Using electrochemistry to separate different particles within a solution (also known as electrochemical separation) is an energy-efficient strategy for environmental and water remediation: the process of purifying contaminated water. But while electrochemistry uses less energy than other, similar methods, the electric energy is largely derived from nonrenewable sources like fossil fuels.
Chemists at the University of Illinois Urbana-Champaign have demonstrated that water remediation can be powered in part — and perhaps even exclusively — by renewable energy sources. Through a semiconductor, their method integrates solar energy into an electrochemical separation process powered by a redox reaction, which manipulates ions’ electric charge to separate them from a solution like water.
Using this system, the researchers successfully separated and removed dilute arsenate — a derivative of arsenic, which is a major waste component from steel and mining industries — from wastewater.
This work represents proof-of-concept for the applicability of such systems for wastewater treatment and environmental protection.

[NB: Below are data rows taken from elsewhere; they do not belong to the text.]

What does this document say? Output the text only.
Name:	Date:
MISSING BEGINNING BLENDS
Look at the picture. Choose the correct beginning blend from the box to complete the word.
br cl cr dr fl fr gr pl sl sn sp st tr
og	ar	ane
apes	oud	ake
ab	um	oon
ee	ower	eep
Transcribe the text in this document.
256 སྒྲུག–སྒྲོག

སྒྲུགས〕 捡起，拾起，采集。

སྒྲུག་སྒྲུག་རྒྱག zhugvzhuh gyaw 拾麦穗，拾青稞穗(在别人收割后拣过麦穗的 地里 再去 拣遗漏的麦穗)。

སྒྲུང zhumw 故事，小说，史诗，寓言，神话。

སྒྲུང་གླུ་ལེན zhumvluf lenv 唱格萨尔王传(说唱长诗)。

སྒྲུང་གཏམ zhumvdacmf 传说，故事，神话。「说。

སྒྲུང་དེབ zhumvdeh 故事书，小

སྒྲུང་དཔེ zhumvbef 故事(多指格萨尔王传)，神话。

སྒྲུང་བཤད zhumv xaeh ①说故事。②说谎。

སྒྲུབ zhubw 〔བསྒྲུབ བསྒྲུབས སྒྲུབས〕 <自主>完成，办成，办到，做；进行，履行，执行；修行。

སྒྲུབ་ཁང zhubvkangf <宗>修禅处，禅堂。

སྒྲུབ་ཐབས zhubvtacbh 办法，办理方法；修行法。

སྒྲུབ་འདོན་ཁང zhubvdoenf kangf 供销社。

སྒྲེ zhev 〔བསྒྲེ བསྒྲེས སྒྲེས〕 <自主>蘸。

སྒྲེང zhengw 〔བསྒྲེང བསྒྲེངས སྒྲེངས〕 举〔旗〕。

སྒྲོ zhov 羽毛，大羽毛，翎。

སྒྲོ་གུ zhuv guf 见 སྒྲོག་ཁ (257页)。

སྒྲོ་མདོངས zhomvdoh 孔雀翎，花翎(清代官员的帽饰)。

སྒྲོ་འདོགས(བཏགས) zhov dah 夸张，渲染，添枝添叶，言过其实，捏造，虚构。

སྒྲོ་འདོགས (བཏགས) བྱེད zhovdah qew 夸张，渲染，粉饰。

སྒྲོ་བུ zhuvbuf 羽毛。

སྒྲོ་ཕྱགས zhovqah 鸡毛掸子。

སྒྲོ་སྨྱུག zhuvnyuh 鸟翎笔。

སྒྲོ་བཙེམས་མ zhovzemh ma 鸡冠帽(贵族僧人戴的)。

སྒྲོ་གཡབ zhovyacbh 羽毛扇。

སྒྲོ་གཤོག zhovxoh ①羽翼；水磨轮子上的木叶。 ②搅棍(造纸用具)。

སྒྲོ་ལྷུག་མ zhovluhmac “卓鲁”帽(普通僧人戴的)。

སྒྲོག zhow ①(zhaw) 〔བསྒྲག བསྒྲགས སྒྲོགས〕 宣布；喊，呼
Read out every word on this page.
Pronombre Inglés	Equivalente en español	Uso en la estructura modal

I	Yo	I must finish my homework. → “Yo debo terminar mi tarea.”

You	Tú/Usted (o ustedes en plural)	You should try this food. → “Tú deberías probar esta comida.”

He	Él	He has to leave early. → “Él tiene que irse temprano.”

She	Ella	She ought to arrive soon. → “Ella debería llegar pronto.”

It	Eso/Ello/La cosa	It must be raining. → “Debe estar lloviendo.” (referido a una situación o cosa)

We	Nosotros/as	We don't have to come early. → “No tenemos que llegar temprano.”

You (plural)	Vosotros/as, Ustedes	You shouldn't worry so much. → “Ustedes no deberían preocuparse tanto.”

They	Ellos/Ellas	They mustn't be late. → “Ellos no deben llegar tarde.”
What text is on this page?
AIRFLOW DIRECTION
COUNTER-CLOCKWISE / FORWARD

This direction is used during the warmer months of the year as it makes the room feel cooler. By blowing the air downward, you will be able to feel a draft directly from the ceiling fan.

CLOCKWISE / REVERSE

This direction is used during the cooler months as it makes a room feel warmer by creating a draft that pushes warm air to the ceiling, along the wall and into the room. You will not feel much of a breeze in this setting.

“Global electrical energy is still predominantly derived from nonrenewable, fossil-fuel-based sources, which raises questions about the long-term sustainability of electrochemical processes, including separations. Integrating solar power advances the sustainability of electrochemical separations in general, and its applications to water purification benefit the water sector as well,” said lead investigator Xiao Su, a researcher at the Beckman Institute for Advanced Science and Technology and an assistant professor of chemical and biomolecular engineering.